Can these challenges be mitigated? Some experts argue for stricter regulations to preserve the public nature of charter schools. Bruce Baker, a professor of education finance, suggests limiting charter authorization to government agencies and requiring boards and employees to be public officials. Such reforms could ensure that charters remain accountable to taxpayers and subject to the same constitutional constraints as public schools.
Other scholars, like Preston Green and Suzanne Eckes, propose requiring religious charters to forgo certain exemptions if they wish to receive public funding. Specifically, they recommend restructuring charter school boards as government-created and controlled entities to ensure they are unequivocally recognized as state actors subject to constitutional obligations. For example, this would require religious charters to comply fully with anti-discrimination laws and other public mandates, maintaining the balance between religious freedom and public accountability.
Even with these potential safeguards, the broader implications are sobering.

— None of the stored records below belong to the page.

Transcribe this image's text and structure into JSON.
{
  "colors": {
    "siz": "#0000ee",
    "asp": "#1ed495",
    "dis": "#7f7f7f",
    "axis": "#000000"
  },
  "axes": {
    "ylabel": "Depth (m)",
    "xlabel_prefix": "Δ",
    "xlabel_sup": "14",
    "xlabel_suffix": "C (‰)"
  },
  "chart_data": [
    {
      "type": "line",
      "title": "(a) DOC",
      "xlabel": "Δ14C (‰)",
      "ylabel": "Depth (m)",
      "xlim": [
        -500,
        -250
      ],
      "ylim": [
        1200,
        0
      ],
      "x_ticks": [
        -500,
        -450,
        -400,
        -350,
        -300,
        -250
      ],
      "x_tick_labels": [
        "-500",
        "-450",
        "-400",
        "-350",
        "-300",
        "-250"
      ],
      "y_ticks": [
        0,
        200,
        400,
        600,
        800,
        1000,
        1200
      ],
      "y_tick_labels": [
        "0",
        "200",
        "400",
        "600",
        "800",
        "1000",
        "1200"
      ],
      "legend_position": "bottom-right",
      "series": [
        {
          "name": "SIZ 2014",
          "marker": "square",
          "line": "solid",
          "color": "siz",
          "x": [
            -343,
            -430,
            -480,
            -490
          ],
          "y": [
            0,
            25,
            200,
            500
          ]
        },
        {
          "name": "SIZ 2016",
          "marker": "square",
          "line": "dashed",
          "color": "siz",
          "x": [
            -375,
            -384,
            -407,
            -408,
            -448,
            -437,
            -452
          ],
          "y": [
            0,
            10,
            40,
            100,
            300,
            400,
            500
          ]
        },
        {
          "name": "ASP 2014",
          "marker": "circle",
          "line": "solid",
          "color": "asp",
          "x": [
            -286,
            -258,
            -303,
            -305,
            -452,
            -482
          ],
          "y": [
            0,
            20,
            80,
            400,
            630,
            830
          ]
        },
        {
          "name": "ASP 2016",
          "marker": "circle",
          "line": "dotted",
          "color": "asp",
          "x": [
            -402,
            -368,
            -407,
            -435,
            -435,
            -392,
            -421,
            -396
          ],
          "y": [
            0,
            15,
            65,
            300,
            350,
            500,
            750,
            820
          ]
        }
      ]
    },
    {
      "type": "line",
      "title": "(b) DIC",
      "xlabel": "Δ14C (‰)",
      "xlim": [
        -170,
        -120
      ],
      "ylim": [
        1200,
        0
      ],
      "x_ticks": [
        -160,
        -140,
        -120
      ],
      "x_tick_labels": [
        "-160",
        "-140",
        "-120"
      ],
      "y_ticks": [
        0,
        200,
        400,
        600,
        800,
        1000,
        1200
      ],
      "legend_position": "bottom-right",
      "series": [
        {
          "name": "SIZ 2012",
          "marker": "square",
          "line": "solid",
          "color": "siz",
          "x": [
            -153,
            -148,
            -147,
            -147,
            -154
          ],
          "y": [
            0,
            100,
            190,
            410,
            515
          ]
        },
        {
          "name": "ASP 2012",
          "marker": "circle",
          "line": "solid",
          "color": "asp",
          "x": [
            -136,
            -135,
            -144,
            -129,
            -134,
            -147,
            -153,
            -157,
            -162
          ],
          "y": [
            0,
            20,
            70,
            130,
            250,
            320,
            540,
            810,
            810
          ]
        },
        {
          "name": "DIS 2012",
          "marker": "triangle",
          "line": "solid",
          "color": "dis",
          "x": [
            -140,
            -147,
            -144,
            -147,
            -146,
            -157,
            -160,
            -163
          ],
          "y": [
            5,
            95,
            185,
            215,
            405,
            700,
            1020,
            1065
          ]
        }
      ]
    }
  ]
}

If the court rules in favor of religious charters, states will face difficult choices: increase taxes to fund an expanding universe of religious and secular schools, divert money away from public schools, or create new bureaucracies to regulate religious institutions. Taxpayers could find themselves funding schools tied to a bewildering array of faiths, from mainstream denominations to fringe sects.
As the justices deliberate, they would do well to consider not just the legal arguments, but also the practical and moral consequences of their decision. What happens to a society when its public institutions are splintered along religious lines? And what happens to the students and families who depend on those institutions for equity, opportunity, and inclusion?
The answers to these questions will shape the future of American education—and the values we choose to uphold.